Start with this first: https://www.youtube.com/watch?v=bB7YAWPiJR4
Notes from videos by https://www.youtube.com/@jordanhasnolife5163
Table of Contents
Indexes
How to look up data in a database
- Hash index - Hash all keys. Fast reads and writes. Bad at range queries
- BTree - Balanced binary tree. Good for reads, range queries. Slow writes.
- LSM + SStable - Some keys in memory in LSM tree, additional in sorted immutable table (SS table) on disk. Slow reads and writes (log n time to search in SStable) but faster than BTree. Add sparse index i.e. store some keys in memory with their location in SStable to optimize reads.
- Multiple Indexes: Instead of storing data directly in the index, store a location of the data. This way for multiple indexes, the data is not duplicated.
ACID
A transaction is a collection of operations (reads and writes) that are treated as a single logical operation. Some databases like MySQL guarantee that all transactions are ACID:
- Atomicity - all or nothing. i.e. all operations in a transaction succeed or none does
- Consistency - referential integrity i.e. a row cannot be removed if it is linked to another table via a foreign key. Eg. Users table and admin table with user_id being the foreign key in admin table. If a user is removed from user table, now the row with the user_id for that user in the admin table becomes “orphan”. Consistency prevents this from happening.

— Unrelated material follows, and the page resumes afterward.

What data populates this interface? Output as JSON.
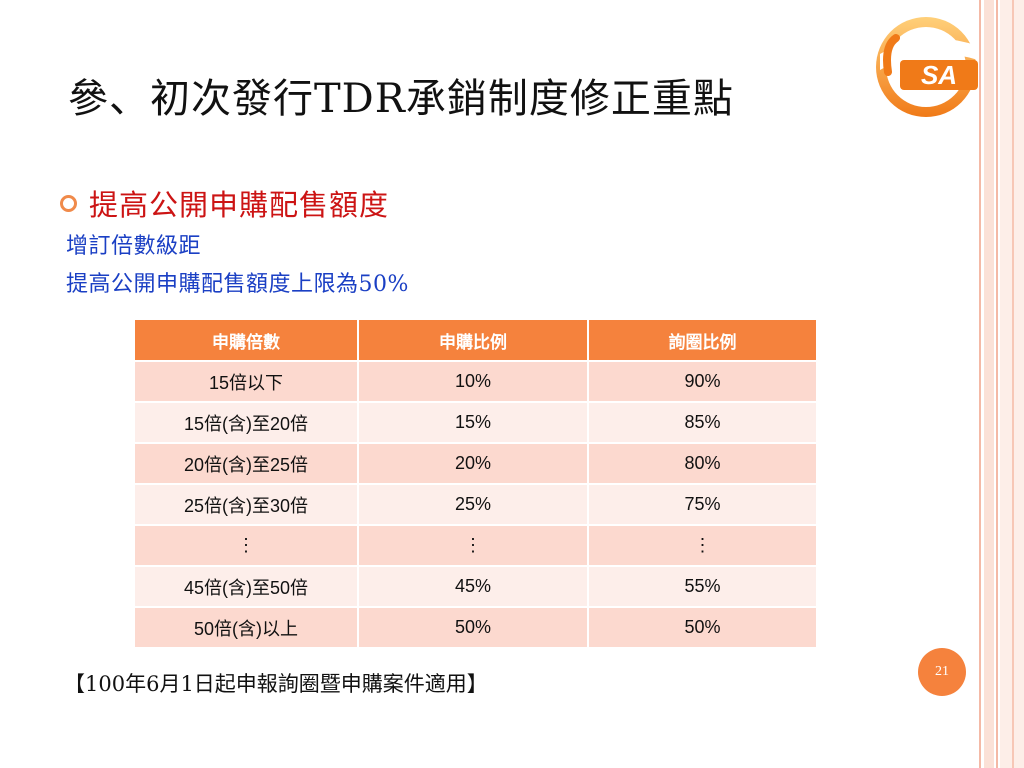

- Isolation - Treat every transaction as if it’s the only one running i.e. avoid race conditions. eg. if 2 threads try to overwrite one value then lock until one is written. Dealt with in detail in next section
- Durability - data persists on disk
Isolation
Databases are multithreaded. So multiple operations are happening concurrently and operations are run in no fixed order.